Plaintiffs rely upon the allegation that they "suffered injury in fact and a loss of money in that they have been deprived of the benefit of their bargain and have spent money on Johnson's Baby Powder when it contained serious risks, which were known to Defendants but undisclosed, concealed, and misrepresented by Defendants."
(ECF No. 15 at 6 (citing Class Action Complaint, ¶78); ECF No. 15 at 8 ("Plaintiffs paid more for the product than they otherwise would have paid for it had its safety risk been properly disclosed."); ECF No. 15 at 9 ("the injury will be redressed by a favorable decision in the amount of 'the difference between the actual value of the property and what its value would have been if it had been as represented'" (citing Sunset Pools of St. Louis, Inc. v. Schaefer, 869 S.W.2d 883, 886 (Mo. Ct. App. 1994)).

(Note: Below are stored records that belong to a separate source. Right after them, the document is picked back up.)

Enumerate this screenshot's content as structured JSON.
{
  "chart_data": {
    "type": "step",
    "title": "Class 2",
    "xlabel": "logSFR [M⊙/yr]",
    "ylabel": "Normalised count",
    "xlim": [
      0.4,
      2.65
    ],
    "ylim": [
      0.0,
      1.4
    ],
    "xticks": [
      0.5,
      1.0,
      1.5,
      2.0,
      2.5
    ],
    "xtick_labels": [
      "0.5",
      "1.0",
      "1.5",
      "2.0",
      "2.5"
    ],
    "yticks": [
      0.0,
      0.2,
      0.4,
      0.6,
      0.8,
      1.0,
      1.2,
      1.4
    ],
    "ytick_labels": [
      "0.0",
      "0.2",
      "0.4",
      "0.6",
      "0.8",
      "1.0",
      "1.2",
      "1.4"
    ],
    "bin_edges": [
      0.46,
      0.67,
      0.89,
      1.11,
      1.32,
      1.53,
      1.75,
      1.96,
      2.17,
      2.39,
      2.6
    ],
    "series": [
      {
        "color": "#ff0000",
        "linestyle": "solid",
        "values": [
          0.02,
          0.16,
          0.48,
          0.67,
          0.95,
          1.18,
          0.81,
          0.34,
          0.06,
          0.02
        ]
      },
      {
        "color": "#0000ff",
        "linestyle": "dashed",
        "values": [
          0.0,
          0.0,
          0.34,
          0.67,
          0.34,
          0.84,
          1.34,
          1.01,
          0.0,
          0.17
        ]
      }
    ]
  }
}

Plaintiffs contend that "Defendants violated the MMPA with their deceptive business practices in marketing [Johnson's(R) Baby Powder] to consumers," not by "exposing people to personal injury from a risky product" as claimed by Defendants.
(ECF No. 15 at 9, n.3).
Plaintiffs state that they are entitled to '"the difference between the actual value of the property and what its value would have been if it had been as represented.'"
(ECF No. 15 at 6 (citing Grabinski v. Blue Springs Ford Sales, Inc., 136 F.3d 565, 570 (8th Cir. 1998); Edmonds v. Hough, 344 S.W.3d 219, 223-24 (Mo. Ct. App. 2011); Clement v. St. Charles Nissan, Inc., 103 S.W.3d 898, 900 (Mo. Ct. App. 2003)).